Dear Sirs,
we are currently observing a severe issue on the Ethernet Controller (EMAC).
The following happens from the perspective of our software when we release a Packet Buffer Descriptor (PBD) to the EMAC:
-
The software initializes all fields of the PBD, in particular
-
setting OWNERSHIP,
-
clearing all other flags,
-
setting packet length to 0,
-
setting buffer length to the size of the provided buffer,
-
setting the next pointer to 0;
-
-
The software then sets the next pointer of the last PBD, currently being 0, to the address of the to-be-released PBD;
- The software executes a Data Synchronization Barrier (dsb) instruction;
-
The software then checks whether the channel’s Completed PBD Pointer RXnCP points to a PBD (let’s call it PbdEnd) which has EndOfQueue set AND whether the channel’s RXnHDP is 0
-
If all conditions are true the software checks PbdEnd’s next pointer non-zero AND if true whether next PBD is owned by the EMAC
-
If this is true it will set the channel’s RXnHDP to this PBD
-
Otherwise if the to-be-released PBD is still owned by the EMAC, the software sets the channel’s RXnHDP to this PBD.
-
Otherwise we currently have no free buffer to set RXnHDP to, expecting that the software will process and then release another filled PBD
Nevertheless, in rare conditions. when having heavier reception load on the EMAC receive channel. the channel is stopped with MACSTATUS.RXERRCODE set to “Ownership bit not set in SOP buffer” which means that although RXnHDP is 0 AND the software has checked that the PBD that is to be assigned to RXnHDP is still owned by the EMAC, the EMAC will find the PBD already owned by the software when the EMAC next examines the RXnHDP, i.e. we have no clear rule to determine whether the EMAC is currently processing this PBD prior to setting RXnHDP to this PBD.

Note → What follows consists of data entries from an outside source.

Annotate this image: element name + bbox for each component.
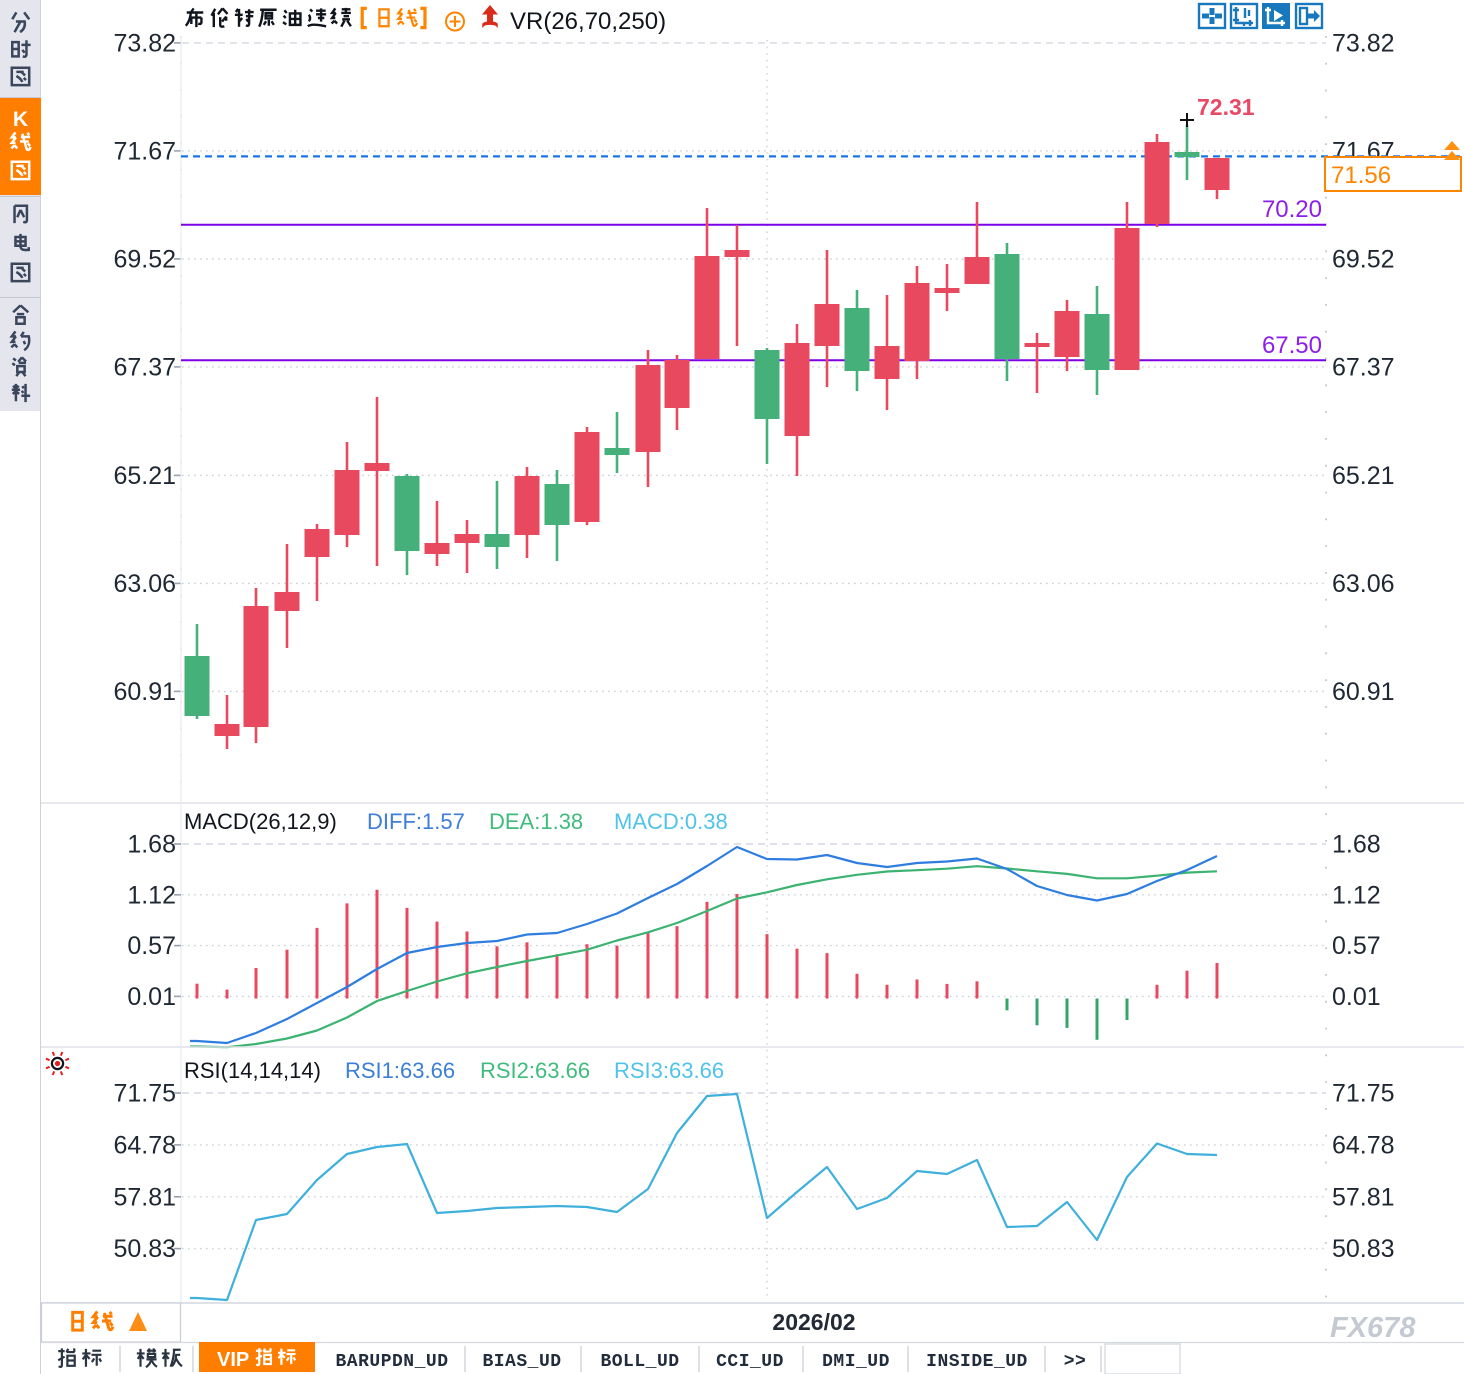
svg-text:67.50: 67.50: [1262, 332, 1322, 359]
svg-text:57.81: 57.81: [113, 1183, 176, 1211]
svg-text:64.78: 64.78: [113, 1131, 176, 1159]
svg-text:RSI(14,14,14): RSI(14,14,14): [184, 1058, 321, 1083]
svg-text:BARUPDN_UD: BARUPDN_UD: [335, 1352, 448, 1372]
svg-text:69.52: 69.52: [1332, 245, 1395, 273]
svg-text:VIP: VIP: [217, 1349, 249, 1371]
svg-text:63.06: 63.06: [1332, 570, 1395, 598]
svg-text:BIAS_UD: BIAS_UD: [482, 1352, 561, 1372]
svg-text:MACD(26,12,9): MACD(26,12,9): [184, 809, 337, 834]
svg-text:70.20: 70.20: [1262, 196, 1322, 223]
svg-text:0.01: 0.01: [1332, 983, 1381, 1011]
svg-text:2026/02: 2026/02: [772, 1309, 855, 1335]
svg-text:50.83: 50.83: [1332, 1235, 1395, 1263]
svg-text:MACD:0.38: MACD:0.38: [614, 809, 728, 834]
svg-text:1.12: 1.12: [1332, 881, 1381, 909]
svg-text:71.67: 71.67: [113, 137, 176, 165]
svg-text:71.75: 71.75: [1332, 1080, 1395, 1108]
svg-text:64.78: 64.78: [1332, 1131, 1395, 1159]
svg-text:0.01: 0.01: [127, 983, 176, 1011]
svg-text:1.68: 1.68: [127, 831, 176, 859]
svg-text:67.37: 67.37: [1332, 353, 1395, 381]
svg-text:K: K: [13, 108, 28, 131]
svg-text:50.83: 50.83: [113, 1235, 176, 1263]
svg-text:71.56: 71.56: [1331, 162, 1391, 189]
svg-text:VR(26,70,250): VR(26,70,250): [510, 8, 666, 35]
svg-text:71.75: 71.75: [113, 1080, 176, 1108]
svg-text:73.82: 73.82: [113, 29, 176, 57]
svg-text:0.57: 0.57: [1332, 932, 1381, 960]
svg-text:73.82: 73.82: [1332, 29, 1395, 57]
svg-text:69.52: 69.52: [113, 245, 176, 273]
svg-text:FX678: FX678: [1330, 1312, 1416, 1344]
svg-text:67.37: 67.37: [113, 353, 176, 381]
svg-text:65.21: 65.21: [113, 462, 176, 490]
svg-text:65.21: 65.21: [1332, 462, 1395, 490]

Could you please provide us with the following information:
- What is the exact order of activities that the EMAC is performing in processing a PBD, beginning with detecting that an Ethernet packet is arriving to the point in time where the EMAC clears the Ownership flag and sets RXnCP, preferably with timing information and information which activities are performed in atomic read-modify-writes?
-
What is the proper way to handle the above described problem?
This issue is really severe to us, as the Technical Reference Manual states having a non-zero value of MACSTATUS.TXERRCODE requires a hardware reset (cf. TMS570LC43x TRM May 2014, sec. 32.5.30, Table 32-69, Field TXERRCODE: “Transmit host error code. These bits indicate that EMAC detected transmit DMA related host errors. The host should read this field after a host error interrupt (HOSTPEND) to determine the error. Host error interrupts require hardware reset in order to recover. …”).
With best regards
Martin